Urgent initial investigations (send the same day — do NOT delay):
Karyotype — 46,XX or 46,XY or mosaic
Serum 17-OHP (17-hydroxyprogesterone) — markedly elevated (>10,000 ng/dL) in 21-hydroxylase deficiency; drawn after 48h of age (neonatal surge normalises by then)
Serum electrolytes (Na, K) — hyponatraemia + hyperkalaemia = salt-wasting crisis
Blood glucose — hypoglycaemia in adrenal crisis
Pelvic and abdominal ultrasound — identify uterus (confirms XX internal anatomy), ovaries/testes, adrenal gland size
Testosterone and DHT if 46,XY DSD suspected
Full blood count, blood gas, cortisol if shocked

SELF-CHECK

A 5-day-old with ambiguous genitalia is brought in with vomiting and lethargy. Serum Na is 121 mEq/L and K is 7.4 mEq/L. Blood glucose is 2.1 mmol/L. What is the diagnosis and the IMMEDIATE treatment?

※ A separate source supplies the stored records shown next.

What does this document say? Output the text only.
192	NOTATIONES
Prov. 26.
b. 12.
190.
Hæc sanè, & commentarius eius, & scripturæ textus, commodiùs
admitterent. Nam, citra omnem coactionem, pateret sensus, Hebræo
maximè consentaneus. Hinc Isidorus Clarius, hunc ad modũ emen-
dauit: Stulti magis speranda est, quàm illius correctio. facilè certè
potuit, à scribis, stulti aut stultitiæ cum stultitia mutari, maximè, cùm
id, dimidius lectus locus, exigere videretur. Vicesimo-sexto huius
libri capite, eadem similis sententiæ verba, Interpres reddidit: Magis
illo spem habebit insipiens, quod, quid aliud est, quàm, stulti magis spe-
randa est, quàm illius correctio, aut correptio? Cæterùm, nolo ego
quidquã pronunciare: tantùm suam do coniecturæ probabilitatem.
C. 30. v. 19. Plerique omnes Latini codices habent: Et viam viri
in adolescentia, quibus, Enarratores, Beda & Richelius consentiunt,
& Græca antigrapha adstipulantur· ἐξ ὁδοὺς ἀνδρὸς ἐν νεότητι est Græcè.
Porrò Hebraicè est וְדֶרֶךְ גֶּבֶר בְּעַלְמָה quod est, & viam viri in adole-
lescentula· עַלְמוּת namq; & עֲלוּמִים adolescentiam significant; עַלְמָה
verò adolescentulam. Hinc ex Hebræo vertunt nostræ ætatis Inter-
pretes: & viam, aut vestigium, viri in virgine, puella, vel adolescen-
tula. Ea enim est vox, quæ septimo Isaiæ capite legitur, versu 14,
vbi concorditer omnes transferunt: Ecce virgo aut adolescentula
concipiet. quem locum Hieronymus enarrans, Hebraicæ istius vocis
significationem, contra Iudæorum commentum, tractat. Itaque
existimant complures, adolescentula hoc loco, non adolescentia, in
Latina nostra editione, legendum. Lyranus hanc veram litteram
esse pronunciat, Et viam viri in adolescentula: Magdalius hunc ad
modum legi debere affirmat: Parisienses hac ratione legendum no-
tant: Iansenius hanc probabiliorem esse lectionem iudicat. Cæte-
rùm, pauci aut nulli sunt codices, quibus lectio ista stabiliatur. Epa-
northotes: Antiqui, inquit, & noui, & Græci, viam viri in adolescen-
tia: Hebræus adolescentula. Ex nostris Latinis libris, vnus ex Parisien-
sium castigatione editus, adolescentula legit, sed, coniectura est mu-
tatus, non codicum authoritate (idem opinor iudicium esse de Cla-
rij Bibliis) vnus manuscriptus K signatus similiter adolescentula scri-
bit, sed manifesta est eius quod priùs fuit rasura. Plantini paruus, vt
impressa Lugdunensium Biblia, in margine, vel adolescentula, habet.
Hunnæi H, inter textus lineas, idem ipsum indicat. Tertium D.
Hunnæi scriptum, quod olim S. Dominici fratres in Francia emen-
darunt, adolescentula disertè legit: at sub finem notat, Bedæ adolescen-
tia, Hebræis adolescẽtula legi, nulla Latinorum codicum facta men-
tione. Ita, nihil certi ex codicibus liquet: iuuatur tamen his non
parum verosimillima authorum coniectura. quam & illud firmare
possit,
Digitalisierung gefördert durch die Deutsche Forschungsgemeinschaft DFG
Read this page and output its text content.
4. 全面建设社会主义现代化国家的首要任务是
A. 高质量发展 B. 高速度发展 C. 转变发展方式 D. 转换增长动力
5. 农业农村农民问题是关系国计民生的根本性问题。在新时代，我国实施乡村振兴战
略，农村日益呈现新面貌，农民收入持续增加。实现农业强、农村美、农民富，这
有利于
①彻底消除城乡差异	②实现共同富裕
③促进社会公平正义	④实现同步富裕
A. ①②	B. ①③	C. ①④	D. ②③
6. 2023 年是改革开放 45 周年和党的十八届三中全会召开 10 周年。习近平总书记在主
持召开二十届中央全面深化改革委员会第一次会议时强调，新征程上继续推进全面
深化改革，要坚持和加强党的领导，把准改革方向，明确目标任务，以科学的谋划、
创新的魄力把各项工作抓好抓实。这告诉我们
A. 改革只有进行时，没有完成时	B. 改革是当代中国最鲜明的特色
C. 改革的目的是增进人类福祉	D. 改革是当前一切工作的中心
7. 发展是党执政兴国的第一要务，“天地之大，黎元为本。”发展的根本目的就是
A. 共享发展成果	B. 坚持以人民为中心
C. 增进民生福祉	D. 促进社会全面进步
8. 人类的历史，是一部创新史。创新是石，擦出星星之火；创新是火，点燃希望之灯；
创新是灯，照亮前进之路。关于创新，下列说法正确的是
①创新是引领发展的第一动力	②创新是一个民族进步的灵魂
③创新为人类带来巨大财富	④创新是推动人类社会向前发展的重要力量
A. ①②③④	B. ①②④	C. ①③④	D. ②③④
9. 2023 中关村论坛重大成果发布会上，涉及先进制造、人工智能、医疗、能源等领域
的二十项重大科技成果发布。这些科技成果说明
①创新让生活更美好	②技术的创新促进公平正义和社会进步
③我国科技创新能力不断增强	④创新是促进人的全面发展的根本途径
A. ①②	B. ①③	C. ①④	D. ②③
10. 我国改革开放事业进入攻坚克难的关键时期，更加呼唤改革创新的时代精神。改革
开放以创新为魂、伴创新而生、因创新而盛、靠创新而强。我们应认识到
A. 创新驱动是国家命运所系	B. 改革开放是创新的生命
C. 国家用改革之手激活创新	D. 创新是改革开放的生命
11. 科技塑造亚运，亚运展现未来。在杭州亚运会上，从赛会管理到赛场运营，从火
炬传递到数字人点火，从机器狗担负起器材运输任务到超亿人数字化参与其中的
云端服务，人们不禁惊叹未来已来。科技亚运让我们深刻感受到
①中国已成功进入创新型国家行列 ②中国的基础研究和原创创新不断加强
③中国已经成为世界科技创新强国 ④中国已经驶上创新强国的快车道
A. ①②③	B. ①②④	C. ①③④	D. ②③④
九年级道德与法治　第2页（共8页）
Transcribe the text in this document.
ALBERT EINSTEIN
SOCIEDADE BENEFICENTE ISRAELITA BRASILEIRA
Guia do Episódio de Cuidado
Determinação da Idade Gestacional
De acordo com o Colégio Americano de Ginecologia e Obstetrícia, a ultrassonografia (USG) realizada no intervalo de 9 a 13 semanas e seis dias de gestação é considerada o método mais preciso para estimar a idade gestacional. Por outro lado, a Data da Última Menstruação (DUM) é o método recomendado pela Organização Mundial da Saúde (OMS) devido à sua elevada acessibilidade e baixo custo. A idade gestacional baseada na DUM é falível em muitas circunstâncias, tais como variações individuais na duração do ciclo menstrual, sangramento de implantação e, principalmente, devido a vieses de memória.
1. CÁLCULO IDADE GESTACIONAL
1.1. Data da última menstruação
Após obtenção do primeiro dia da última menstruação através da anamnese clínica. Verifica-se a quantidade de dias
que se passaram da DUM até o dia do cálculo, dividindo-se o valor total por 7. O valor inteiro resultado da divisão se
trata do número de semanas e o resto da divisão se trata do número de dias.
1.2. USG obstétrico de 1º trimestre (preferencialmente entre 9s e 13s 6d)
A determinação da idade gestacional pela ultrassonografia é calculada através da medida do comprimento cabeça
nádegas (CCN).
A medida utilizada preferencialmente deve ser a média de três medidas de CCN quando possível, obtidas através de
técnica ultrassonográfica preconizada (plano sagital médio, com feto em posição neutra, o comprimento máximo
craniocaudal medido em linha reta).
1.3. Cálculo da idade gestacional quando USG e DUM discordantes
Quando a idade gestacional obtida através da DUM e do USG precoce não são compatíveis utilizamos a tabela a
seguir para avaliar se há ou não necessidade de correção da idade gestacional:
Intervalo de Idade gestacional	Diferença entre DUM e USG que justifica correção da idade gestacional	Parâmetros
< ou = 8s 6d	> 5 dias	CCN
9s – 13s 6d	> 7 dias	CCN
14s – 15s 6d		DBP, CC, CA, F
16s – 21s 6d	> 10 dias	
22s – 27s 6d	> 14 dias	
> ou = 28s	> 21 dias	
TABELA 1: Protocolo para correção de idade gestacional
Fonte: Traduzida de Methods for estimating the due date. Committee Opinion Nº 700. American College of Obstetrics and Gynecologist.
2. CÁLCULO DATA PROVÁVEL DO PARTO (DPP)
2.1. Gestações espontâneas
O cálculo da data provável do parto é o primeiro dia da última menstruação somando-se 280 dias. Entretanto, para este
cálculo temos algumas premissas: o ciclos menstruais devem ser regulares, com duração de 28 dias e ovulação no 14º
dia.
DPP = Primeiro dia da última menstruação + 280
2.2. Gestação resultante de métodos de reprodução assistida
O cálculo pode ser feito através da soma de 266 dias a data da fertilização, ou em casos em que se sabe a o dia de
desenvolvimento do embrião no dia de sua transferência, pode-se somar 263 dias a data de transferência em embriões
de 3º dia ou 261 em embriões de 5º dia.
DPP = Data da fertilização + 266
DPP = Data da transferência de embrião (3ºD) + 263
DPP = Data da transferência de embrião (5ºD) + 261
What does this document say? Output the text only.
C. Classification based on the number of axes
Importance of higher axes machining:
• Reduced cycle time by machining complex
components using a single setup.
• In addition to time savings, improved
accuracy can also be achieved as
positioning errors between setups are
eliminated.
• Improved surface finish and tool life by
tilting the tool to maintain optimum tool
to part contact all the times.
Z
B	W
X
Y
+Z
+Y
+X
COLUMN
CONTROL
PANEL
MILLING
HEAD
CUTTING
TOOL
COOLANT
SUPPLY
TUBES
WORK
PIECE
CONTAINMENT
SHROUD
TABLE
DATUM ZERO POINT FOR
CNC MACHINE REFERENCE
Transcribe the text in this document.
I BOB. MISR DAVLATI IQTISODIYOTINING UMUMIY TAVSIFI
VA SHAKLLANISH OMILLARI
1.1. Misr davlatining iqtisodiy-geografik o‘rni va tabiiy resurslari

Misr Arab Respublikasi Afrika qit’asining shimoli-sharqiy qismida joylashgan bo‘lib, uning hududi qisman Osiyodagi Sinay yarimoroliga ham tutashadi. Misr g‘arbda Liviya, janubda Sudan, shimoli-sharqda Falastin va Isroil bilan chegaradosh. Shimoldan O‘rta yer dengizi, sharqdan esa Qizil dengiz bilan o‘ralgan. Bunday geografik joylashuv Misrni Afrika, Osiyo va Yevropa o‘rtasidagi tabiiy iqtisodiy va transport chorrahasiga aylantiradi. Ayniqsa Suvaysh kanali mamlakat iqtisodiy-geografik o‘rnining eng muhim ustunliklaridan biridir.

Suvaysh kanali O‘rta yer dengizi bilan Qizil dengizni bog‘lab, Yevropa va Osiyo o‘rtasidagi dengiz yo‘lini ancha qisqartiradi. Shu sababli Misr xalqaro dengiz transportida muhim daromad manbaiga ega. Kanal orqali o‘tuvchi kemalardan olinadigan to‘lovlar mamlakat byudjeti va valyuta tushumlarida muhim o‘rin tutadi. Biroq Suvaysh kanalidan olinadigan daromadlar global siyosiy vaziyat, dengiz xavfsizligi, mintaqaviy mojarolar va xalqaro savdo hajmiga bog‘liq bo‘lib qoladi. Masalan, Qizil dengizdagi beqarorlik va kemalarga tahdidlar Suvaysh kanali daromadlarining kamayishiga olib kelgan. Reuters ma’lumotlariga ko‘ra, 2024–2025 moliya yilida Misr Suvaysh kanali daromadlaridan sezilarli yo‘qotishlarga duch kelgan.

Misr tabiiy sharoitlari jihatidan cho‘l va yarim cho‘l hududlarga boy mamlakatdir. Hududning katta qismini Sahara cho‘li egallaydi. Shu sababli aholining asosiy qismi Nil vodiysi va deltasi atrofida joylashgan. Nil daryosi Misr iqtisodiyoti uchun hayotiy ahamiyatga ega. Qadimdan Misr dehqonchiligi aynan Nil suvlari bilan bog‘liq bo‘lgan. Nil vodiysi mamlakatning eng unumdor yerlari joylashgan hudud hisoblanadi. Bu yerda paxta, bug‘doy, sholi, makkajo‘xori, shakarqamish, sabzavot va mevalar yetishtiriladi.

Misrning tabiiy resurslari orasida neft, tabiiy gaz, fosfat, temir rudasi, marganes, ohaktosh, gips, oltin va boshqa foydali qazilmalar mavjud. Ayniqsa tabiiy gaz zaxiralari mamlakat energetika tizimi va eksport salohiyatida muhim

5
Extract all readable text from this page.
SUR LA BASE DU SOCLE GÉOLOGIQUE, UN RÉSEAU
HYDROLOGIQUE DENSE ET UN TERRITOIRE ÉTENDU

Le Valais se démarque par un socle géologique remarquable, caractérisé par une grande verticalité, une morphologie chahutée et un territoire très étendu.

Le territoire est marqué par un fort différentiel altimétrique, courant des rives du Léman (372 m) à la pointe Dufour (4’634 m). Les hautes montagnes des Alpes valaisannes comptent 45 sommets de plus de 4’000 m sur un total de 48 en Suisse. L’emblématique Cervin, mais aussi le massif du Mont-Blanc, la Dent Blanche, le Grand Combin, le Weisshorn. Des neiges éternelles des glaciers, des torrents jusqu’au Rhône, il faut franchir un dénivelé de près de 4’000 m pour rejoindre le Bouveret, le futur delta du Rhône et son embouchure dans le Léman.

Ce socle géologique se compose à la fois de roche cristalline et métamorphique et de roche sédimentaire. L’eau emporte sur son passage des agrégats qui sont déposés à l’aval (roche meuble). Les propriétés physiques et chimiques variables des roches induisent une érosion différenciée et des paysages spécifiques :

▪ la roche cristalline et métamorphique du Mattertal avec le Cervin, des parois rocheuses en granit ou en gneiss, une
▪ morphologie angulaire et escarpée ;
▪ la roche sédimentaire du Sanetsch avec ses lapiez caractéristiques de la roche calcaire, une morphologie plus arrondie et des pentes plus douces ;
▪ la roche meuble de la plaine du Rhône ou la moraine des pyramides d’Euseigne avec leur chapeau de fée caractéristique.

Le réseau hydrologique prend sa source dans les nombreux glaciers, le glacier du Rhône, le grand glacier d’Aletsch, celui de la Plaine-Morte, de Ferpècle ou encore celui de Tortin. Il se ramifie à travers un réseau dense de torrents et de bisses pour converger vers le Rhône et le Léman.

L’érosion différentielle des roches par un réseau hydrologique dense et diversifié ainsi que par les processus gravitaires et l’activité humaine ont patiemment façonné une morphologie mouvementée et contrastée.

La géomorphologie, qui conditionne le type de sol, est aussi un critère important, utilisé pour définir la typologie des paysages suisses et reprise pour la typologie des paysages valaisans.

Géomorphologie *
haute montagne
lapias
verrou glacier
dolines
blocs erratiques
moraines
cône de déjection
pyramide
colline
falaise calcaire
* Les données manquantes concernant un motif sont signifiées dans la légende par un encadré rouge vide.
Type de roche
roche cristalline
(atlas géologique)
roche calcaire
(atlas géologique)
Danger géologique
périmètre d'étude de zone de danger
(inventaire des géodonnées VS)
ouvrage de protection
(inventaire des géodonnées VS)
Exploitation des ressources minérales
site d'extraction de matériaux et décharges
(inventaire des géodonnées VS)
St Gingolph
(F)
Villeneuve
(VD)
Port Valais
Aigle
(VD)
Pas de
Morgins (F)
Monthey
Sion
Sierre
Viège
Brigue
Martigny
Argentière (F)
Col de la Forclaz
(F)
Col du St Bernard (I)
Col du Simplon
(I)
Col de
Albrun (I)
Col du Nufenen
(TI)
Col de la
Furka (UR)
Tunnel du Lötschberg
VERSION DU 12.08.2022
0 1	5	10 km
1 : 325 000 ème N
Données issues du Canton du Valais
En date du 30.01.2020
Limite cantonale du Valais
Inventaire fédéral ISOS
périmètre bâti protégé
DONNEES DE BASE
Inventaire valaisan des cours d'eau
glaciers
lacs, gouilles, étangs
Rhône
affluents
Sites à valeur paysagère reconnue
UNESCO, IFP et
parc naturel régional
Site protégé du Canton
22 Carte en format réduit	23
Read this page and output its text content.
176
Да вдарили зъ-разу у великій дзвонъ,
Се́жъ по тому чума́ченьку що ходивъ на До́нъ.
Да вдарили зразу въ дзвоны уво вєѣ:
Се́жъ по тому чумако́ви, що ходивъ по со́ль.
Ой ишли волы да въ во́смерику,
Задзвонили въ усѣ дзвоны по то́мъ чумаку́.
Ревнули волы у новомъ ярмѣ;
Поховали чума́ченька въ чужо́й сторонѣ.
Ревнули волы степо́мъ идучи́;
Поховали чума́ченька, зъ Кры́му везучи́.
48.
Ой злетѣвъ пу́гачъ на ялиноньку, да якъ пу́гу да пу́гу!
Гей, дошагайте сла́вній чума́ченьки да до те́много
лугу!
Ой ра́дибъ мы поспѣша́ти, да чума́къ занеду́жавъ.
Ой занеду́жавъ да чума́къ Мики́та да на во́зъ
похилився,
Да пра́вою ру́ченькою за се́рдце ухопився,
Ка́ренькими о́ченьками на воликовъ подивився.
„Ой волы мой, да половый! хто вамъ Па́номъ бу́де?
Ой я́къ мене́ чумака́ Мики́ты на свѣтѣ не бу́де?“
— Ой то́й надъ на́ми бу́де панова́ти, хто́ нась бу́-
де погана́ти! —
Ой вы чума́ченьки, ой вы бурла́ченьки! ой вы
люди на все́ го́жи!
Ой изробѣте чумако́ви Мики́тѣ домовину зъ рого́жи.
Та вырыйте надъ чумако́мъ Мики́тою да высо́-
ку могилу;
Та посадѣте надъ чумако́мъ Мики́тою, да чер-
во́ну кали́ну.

A. Congenital hypothyroidism — start levothyroxine

B. Salt-wasting CAH crisis — IV hydrocortisone (25 mg/m2 bolus) + IV 0.9% saline + glucose

C. Pyloric stenosis — arrange ultrasound for pyloric thickness

D. Septic shock — start broad-spectrum antibiotics and normal saline bolus

Reveal Answer

Answer: B. Salt-wasting CAH crisis — IV hydrocortisone (25 mg/m2 bolus) + IV 0.9% saline + glucose

This is a classic salt-wasting CAH crisis in the setting of ambiguous genitalia: hyponatraemia (Na 121), hyperkalaemia (K 7.4), and hypoglycaemia in a 5-day-old. The immediate treatment is IV hydrocortisone (stress dose 25–50 mg/m2 for crisis, or 100 mg/m2/day in divided doses) plus isotonic saline for volume repletion and glucose for hypoglycaemia. This is a medical emergency — delay of even hours can lead to cardiovascular collapse and death. Sepsis is a differential but the electrolyte pattern (hyponatraemia + hyperkalaemia) is characteristic of mineralocorticoid deficiency in CAH.